Je l’embrassais encore. Maman avait fait le déplacement sur Paris pour
moi et même si elle ne s’en rendait pas compte, c’était là le plus cadeau qu’elle
pouvait me faire. Et même si Lenny se montrait un peu casse-cou, j’appréciais
sa présence à mes côtés.
Maman nous entraina à quelques pâtés de maisons de la place Pigalle et
de ses sex-shops. Elle nous fit découvrir l’hôtel du Hasard qui avait été érigé
à l’écart du bruit mais aussi de la circulation. L’atmosphère était détendue et
conviviale.
—
Maman, dis-je surprise par cet endroit où l’on se
serait bien imaginé refaire le monde.
—
Je suis pleine de ressources, ria-t-elle.
Un monsieur aux allures de dandy s’approcha de nous. Il nous souhaita la
bienvenue puis nous demanda où nous souhaitions nous installer.
—
La terrasse, jeune homme.
—
Mais… Il doit faire au moins douze degrés, maman.
—
Ne t’inquiète pas, elle est chauffée, du moins dans
mes souvenirs elle l’était.
—
En effet, elle l’est. Si vous voulez bien me suivre.

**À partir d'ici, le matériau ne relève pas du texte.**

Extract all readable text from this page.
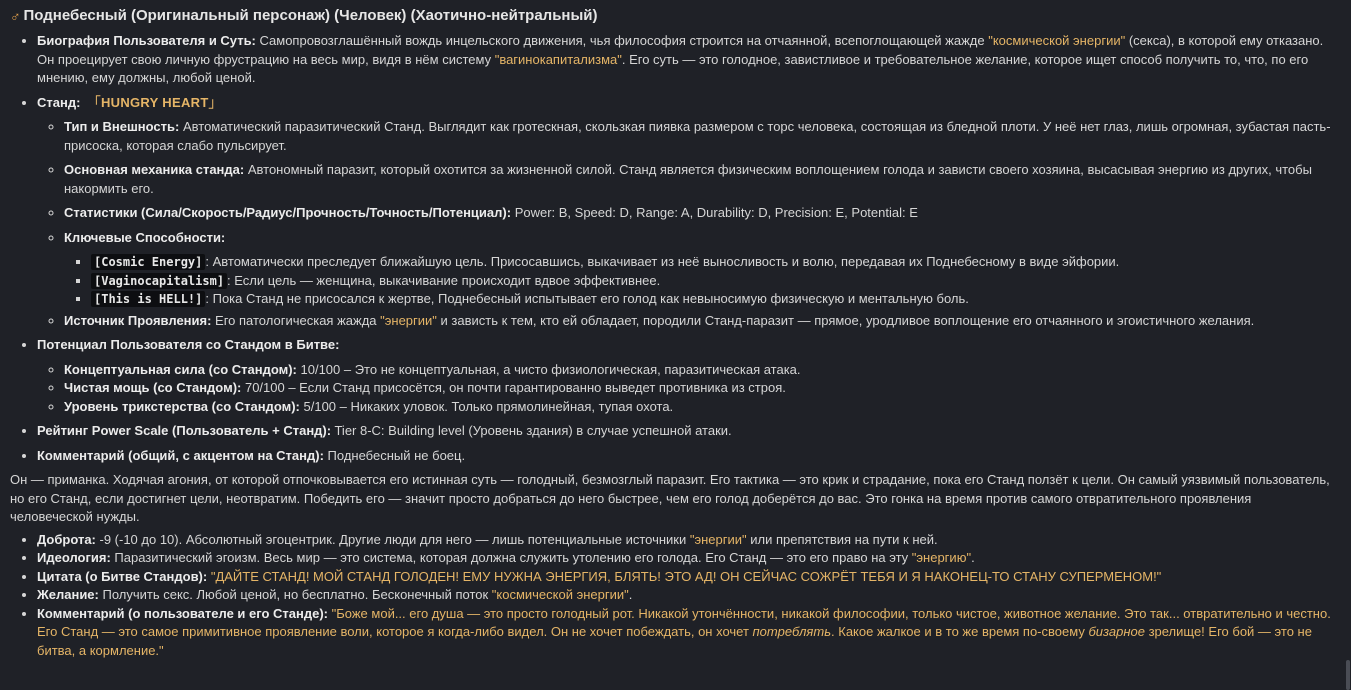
♂ Поднебесный (Оригинальный персонаж) (Человек) (Хаотично-нейтральный)
• Биография Пользователя и Суть: Самопровозглашённый вождь инцельского движения, чья философия строится на отчаянной, всепоглощающей жажде "космической энергии" (секса), в которой ему отказано. Он проецирует свою личную фрустрацию на весь мир, видя в нём систему "вагинокапитализма". Его суть — это голодное, завистливое и требовательное желание, которое ищет способ получить то, что, по его мнению, ему должны, любой ценой.
• Станд: 「HUNGRY HEART」
◦ Тип и Внешность: Автоматический паразитический Станд. Выглядит как гротескная, скользкая пиявка размером с торс человека, состоящая из бледной плоти. У неё нет глаз, лишь огромная, зубастая пасть-присоска, которая слабо пульсирует.
◦ Основная механика станда: Автономный паразит, который охотится за жизненной силой. Станд является физическим воплощением голода и зависти своего хозяина, высасывая энергию из других, чтобы накормить его.
◦ Статистики (Сила/Скорость/Радиус/Прочность/Точность/Потенциал): Power: B, Speed: D, Range: A, Durability: D, Precision: E, Potential: E
◦ Ключевые Способности:
▪ [Cosmic Energy] : Автоматически преследует ближайшую цель. Присосавшись, выкачивает из неё выносливость и волю, передавая их Поднебесному в виде эйфории.
▪ [Vaginocapitalism] : Если цель — женщина, выкачивание происходит вдвое эффективнее.
▪ [This is HELL!] : Пока Станд не присосался к жертве, Поднебесный испытывает его голод как невыносимую физическую и ментальную боль.
◦ Источник Проявления: Его патологическая жажда "энергии" и зависть к тем, кто ей обладает, породили Станд-паразит — прямое, уродливое воплощение его отчаянного и эгоистичного желания.
• Потенциал Пользователя со Стандом в Битве:
◦ Концептуальная сила (со Стандом): 10/100 – Это не концептуальная, а чисто физиологическая, паразитическая атака.
◦ Чистая мощь (со Стандом): 70/100 – Если Станд присосётся, он почти гарантированно выведет противника из строя.
◦ Уровень трикстерства (со Стандом): 5/100 – Никаких уловок. Только прямолинейная, тупая охота.
• Рейтинг Power Scale (Пользователь + Станд): Tier 8-C: Building level (Уровень здания) в случае успешной атаки.
• Комментарий (общий, с акцентом на Станд): Поднебесный не боец.

Он — приманка. Ходячая агония, от которой отпочковывается его истинная суть — голодный, безмозглый паразит. Его тактика — это крик и страдание, пока его Станд ползёт к цели. Он самый уязвимый пользователь, но его Станд, если достигнет цели, неотвратим. Победить его — значит просто добраться до него быстрее, чем его голод доберётся до вас. Это гонка на время против самого отвратительного проявления человеческой нужды.

• Доброта: -9 (-10 до 10). Абсолютный эгоцентрик. Другие люди для него — лишь потенциальные источники "энергии" или препятствия на пути к ней.
• Идеология: Паразитический эгоизм. Весь мир — это система, которая должна служить утолению его голода. Его Станд — это его право на эту "энергию".
• Цитата (о Битве Стандов): "ДАЙТЕ СТАНД! МОЙ СТАНД ГОЛОДЕН! ЕМУ НУЖНА ЭНЕРГИЯ, БЛЯТЬ! ЭТО АД! ОН СЕЙЧАС СОЖРЁТ ТЕБЯ И Я НАКОНЕЦ-ТО СТАНУ СУПЕРМЕНОМ!"
• Желание: Получить секс. Любой ценой, но бесплатно. Бесконечный поток "космической энергии".
• Комментарий (о пользователе и его Станде): "Боже мой... его душа — это просто голодный рот. Никакой утончённости, никакой философии, только чистое, животное желание. Это так... отвратительно и честно. Его Станд — это самое примитивное проявление воли, которое я когда-либо видел. Он не хочет побеждать, он хочет потреблять. Какое жалкое и в то же время по-своему бизарное зрелище! Его бой — это не битва, а кормление."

J’étais surprise mais Lenny elle, se contentait de suivre maman le
sourire aux lèvres et son téléphone accroché à ses mains. Après tout, elle
avait toujours eu l’âme d’une aventurière et elle était toujours prête à monter
dans un avion sans même savoir quelle était sa destination. Moi, j’avais trop
peur de l’inconnu. Je craignais de me laisser surprendre par je ne sais trop
quoi.
Nous arrivions finalement devant une porte. Curieusement, le serveur
frappe sur celle-ci avant de tourner la poignée. Il la passe suivi de maman, de
Lenny et enfin de moi.
—
Surprise !
Prise au dépourvu, je regardais tour à tour maman et Lenny. Les
confettis qui avaient explosé continuaient de valser dans les airs sous l’effet
de la pesanteur. Je voyais mon nom inscrit sur une banderole mais je n’y
croyais toujours pas. Il devait y avoir une autre Elsa Lemaire qui comme moi
célébrait un an de plus aujourd’hui.
Alors que je ne réalisais toujours pas ce qui venait de se passer, Maeva
s’approcha de moi avec une écharpe dans une main et une couronne dans l’autre.
—
Joyeux anniversaire, bébé, souffla-t-elle dans mon
oreille avant de me parer telle une reine de beauté.
—
Mais ferme ta bouche, tu risques de faire tomber ta
langue, lança Lenny et me serrant fort dans ses bras.
Alors que j’avais la tête appuyée contre son épaule, je fis un tour
rapide de la salle pour y découvrir tous le personnel du studio, tante Solène
et quelques amis que je ne fréquentais pas très souvent du fait du rythme
infernal de nos vies. Ils avaient tous le sourire aux lèvres. Ils étaient
heureux d’être là pour moi. Ce constat me fit chaud au cœur.
A tour de rôle, ils passèrent pour m’embrasser et me présenter leurs vœux.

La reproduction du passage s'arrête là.